Spectral flow of Callias operators, odd K-cowaist, and positive scalar curvature

TL;DR

This paper explores the spectral flow of Callias operators on complete manifolds, introduces an odd-dimensional K-cowaist, and uses these tools to establish obstructions and estimates related to positive scalar curvature.

Contribution

It introduces an intrinsic odd K-cowaist and applies spectral flow techniques to study positive scalar curvature obstructions on spin manifolds.

Findings

Infinite odd K-cowaist obstructs positive scalar curvature metrics.

Derived scalar curvature estimates extend previous results.

Established codimension formulas for spectral flow on manifolds of different dimensions.

Abstract

On a complete Riemannian manifold $M$, we study the spectral flow of a family of Callias operators.
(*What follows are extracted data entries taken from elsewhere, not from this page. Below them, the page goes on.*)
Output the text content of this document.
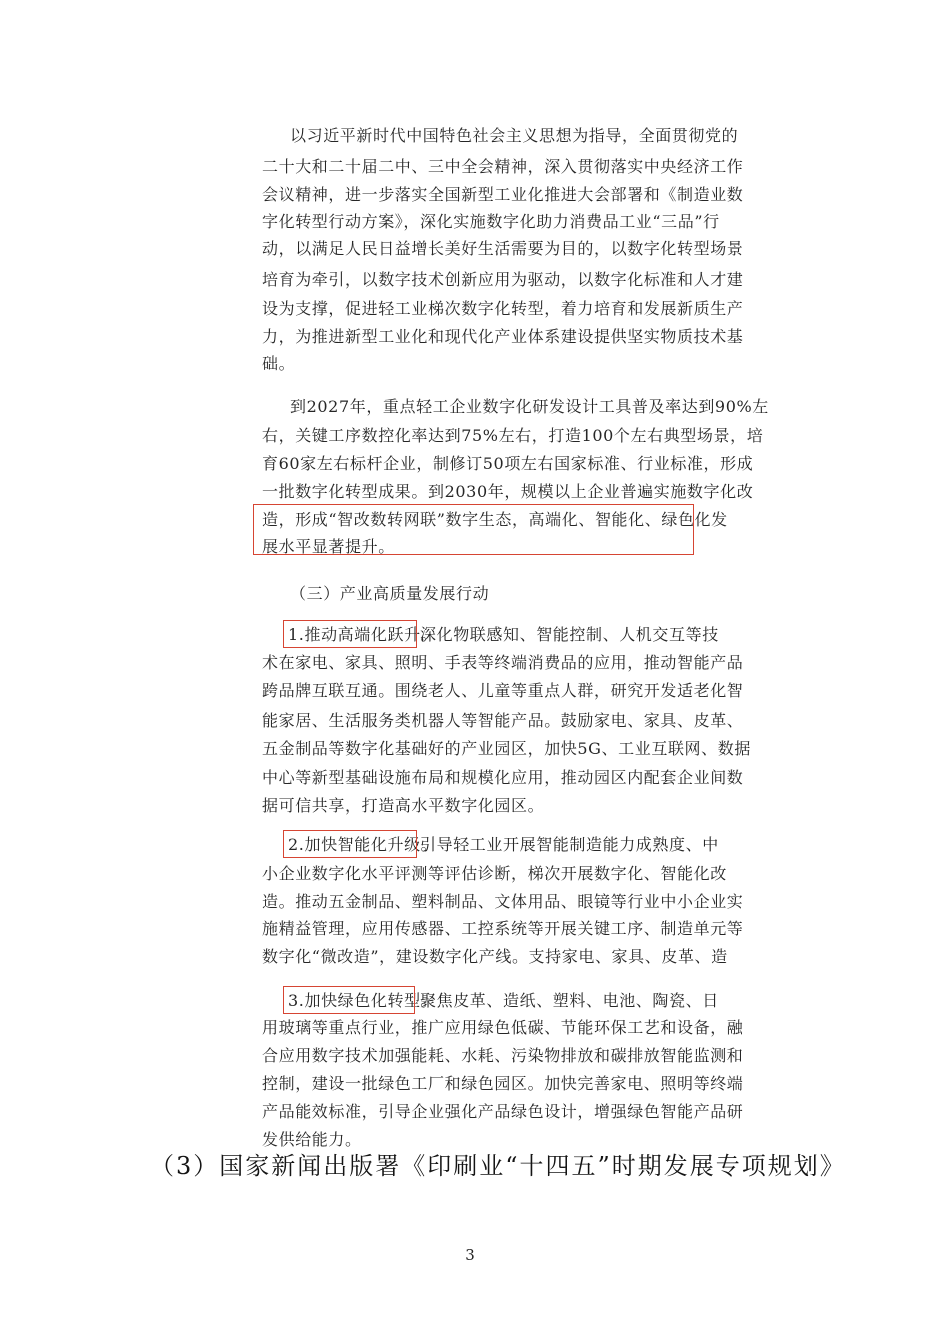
以习近平新时代中国特色社会主义思想为指导，全面贯彻党的
二十大和二十届二中、三中全会精神，深入贯彻落实中央经济工作
会议精神，进一步落实全国新型工业化推进大会部署和《制造业数
字化转型行动方案》，深化实施数字化助力消费品工业“三品”行
动，以满足人民日益增长美好生活需要为目的，以数字化转型场景
培育为牵引，以数字技术创新应用为驱动，以数字化标准和人才建
设为支撑，促进轻工业梯次数字化转型，着力培育和发展新质生产
力，为推进新型工业化和现代化产业体系建设提供坚实物质技术基
础。
到2027年，重点轻工企业数字化研发设计工具普及率达到90%左
右，关键工序数控化率达到75%左右，打造100个左右典型场景，培
育60家左右标杆企业，制修订50项左右国家标准、行业标准，形成
一批数字化转型成果。到2030年，规模以上企业普遍实施数字化改
造，形成“智改数转网联”数字生态，高端化、智能化、绿色化发
展水平显著提升。
（三）产业高质量发展行动
1.推动高端化跃升。
深化物联感知、智能控制、人机交互等技
术在家电、家具、照明、手表等终端消费品的应用，推动智能产品
跨品牌互联互通。围绕老人、儿童等重点人群，研究开发适老化智
能家居、生活服务类机器人等智能产品。鼓励家电、家具、皮革、
五金制品等数字化基础好的产业园区，加快5G、工业互联网、数据
中心等新型基础设施布局和规模化应用，推动园区内配套企业间数
据可信共享，打造高水平数字化园区。
2.加快智能化升级。
引导轻工业开展智能制造能力成熟度、中
小企业数字化水平评测等评估诊断，梯次开展数字化、智能化改
造。推动五金制品、塑料制品、文体用品、眼镜等行业中小企业实
施精益管理，应用传感器、工控系统等开展关键工序、制造单元等
数字化“微改造”，建设数字化产线。支持家电、家具、皮革、造
3.加快绿色化转型。
聚焦皮革、造纸、塑料、电池、陶瓷、日
用玻璃等重点行业，推广应用绿色低碳、节能环保工艺和设备，融
合应用数字技术加强能耗、水耗、污染物排放和碳排放智能监测和
控制，建设一批绿色工厂和绿色园区。加快完善家电、照明等终端
产品能效标准，引导企业强化产品绿色设计，增强绿色智能产品研
发供给能力。
（3）国家新闻出版署《印刷业“十四五”时期发展专项规划》
3
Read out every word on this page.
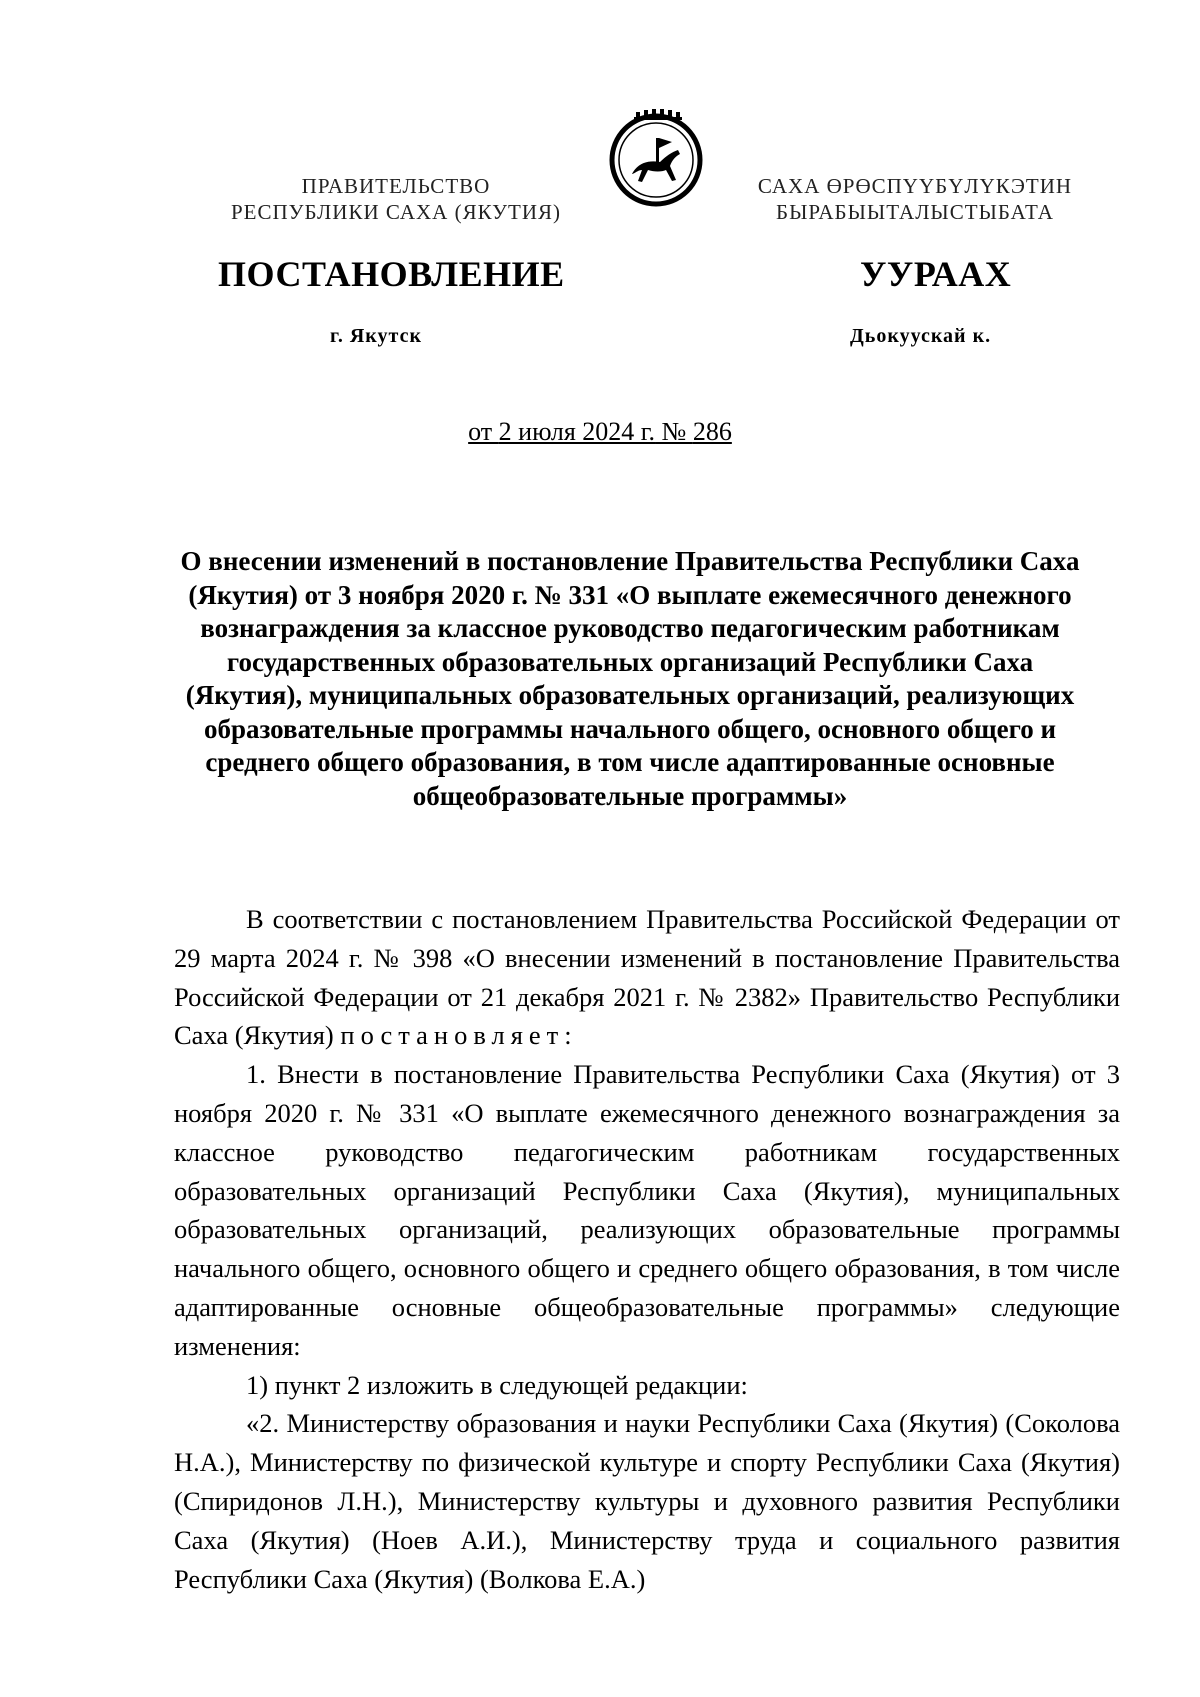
ПРАВИТЕЛЬСТВО
РЕСПУБЛИКИ САХА (ЯКУТИЯ)
САХА ӨРӨСПҮҮБҮЛҮКЭТИН
БЫРАБЫЫТАЛЫСТЫБАТА
ПОСТАНОВЛЕНИЕ	УУРААХ
г. Якутск	Дьокуускай к.
от 2 июля 2024 г. № 286
О внесении изменений в постановление Правительства Республики Саха (Якутия) от 3 ноября 2020 г. № 331 «О выплате ежемесячного денежного вознаграждения за классное руководство педагогическим работникам государственных образовательных организаций Республики Саха (Якутия), муниципальных образовательных организаций, реализующих образовательные программы начального общего, основного общего и среднего общего образования, в том числе адаптированные основные общеобразовательные программы»

В соответствии с постановлением Правительства Российской Федерации от 29 марта 2024 г. № 398 «О внесении изменений в постановление Правительства Российской Федерации от 21 декабря 2021 г. № 2382» Правительство Республики Саха (Якутия) постановляет:

1. Внести в постановление Правительства Республики Саха (Якутия) от 3 ноября 2020 г. № 331 «О выплате ежемесячного денежного вознаграждения за классное руководство педагогическим работникам государственных образовательных организаций Республики Саха (Якутия), муниципальных образовательных организаций, реализующих образовательные программы начального общего, основного общего и среднего общего образования, в том числе адаптированные основные общеобразовательные программы» следующие изменения:

1) пункт 2 изложить в следующей редакции:

«2. Министерству образования и науки Республики Саха (Якутия) (Соколова Н.А.), Министерству по физической культуре и спорту Республики Саха (Якутия) (Спиридонов Л.Н.), Министерству культуры и духовного развития Республики Саха (Якутия) (Ноев А.И.), Министерству труда и социального развития Республики Саха (Якутия) (Волкова Е.А.)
We derive a codimension zero formula when the dimension of $M$ is odd and a codimension one formula when the dimension of $M$ is even. These can be seen as analogues of Gromov--Lawson's relative index theorem and classical Callias index theorem, respectively. Secondly, we introduce an intrinsic definition of K-cowaist on odd-dimensional manifolds, making use of the odd Chern character of a smooth map from the manifold to a unitary group. It behaves just like the usual K-cowaist on even-dimensional manifolds. We then apply the notion of odd K-cowaist and the tool of spectral flow to investigate problems related to positive scalar curvature on spin manifolds. In particular, we prove infinite odd K-cowaist to be an obstruction to the existence of PSC metrics. We obtain quantitative scalar curvature estimates on complete non-compact manifolds and scalar-mean curvature estimates on compact manifolds with boundary. They extend several previous results optimally, which unfolds a major advantage of our method via spectral flow and odd K-cowaist.